Year-round infectome profiling of acute febrile respiratory illness unveiled complex epidemiological dynamics post-lifting of COVID-19 restrictions.
Objective: Following the lifting of COVID-19 non-pharmaceutical interventions in China, respiratory infections surged, though the specific causes remained unclear. This study provided a comprehensive overview of the infectome in patients with acute febrile respiratory illness (AFRI) to inform disease surveillance.
Methods: Between March 2023 and February 2024, 1,163 oropharyngeal swabs from AFRI patients and 338 from healthy individuals were collected in Shenzhen. Meta-transcriptomic sequencing was employed for microbial analysis.

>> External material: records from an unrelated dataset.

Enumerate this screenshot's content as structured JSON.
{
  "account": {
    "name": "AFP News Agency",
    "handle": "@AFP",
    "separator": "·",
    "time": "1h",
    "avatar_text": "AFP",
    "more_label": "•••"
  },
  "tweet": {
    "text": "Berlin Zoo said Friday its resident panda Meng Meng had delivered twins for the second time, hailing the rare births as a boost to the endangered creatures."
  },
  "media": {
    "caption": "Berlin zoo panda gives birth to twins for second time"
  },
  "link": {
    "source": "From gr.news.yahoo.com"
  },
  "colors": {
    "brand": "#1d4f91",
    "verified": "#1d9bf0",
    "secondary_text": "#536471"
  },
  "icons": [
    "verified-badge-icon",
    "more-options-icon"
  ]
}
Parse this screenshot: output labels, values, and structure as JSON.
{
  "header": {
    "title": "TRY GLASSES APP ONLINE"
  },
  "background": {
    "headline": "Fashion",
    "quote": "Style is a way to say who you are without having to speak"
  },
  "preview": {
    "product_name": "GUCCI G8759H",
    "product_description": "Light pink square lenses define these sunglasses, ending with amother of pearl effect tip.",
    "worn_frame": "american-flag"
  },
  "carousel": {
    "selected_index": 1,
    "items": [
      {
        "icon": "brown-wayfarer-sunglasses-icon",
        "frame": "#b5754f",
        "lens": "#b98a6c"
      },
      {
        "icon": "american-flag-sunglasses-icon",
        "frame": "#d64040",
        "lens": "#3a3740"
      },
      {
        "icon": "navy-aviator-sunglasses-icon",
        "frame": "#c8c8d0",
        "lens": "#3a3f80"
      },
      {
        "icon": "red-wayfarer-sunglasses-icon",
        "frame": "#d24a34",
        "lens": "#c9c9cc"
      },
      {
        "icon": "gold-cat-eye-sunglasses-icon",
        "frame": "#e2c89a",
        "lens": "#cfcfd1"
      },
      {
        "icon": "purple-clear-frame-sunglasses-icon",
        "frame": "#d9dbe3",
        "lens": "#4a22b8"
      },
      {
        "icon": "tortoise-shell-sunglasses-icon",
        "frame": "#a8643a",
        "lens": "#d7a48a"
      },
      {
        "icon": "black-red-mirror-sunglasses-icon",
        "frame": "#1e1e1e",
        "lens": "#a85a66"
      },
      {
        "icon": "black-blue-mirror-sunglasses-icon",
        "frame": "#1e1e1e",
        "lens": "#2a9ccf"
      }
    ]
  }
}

Results: We identified 14 viruses and 10 bacteria species known to cause human disease. Influenza virus, SARS-CoV-2, Streptococcus pneumoniae, and redondovirus were the most common, with a negative correlation between H3N2 and SARS-CoV-2. Notably, we detected certain enterovirus subtypes (e.g., Coxsackievirus A6 and Echovirus 30), previously overlooked pathogens (e.g., redondovirus), and rare pathogens like Streptococcus pseudopneumoniae. Comparisons revealed five pathogens showed significantly higher abundance in patients than in controls, despite no significant differences for others probably due to their limited number of positive pools. Seasonal shifts in microbial diversity and composition were observed, with climate factors like temperature and precipitation playing a role. Phylogenetic analysis revealed changes in genotype diversity and dominant pathogen lineages.
Conclusions: This study highlighted complex pathogen infections in AFRI patients following COVID-19 restrictions, demonstrating the value of meta-transcriptomics over PCR-based methods for more detailed pathogen surveillance.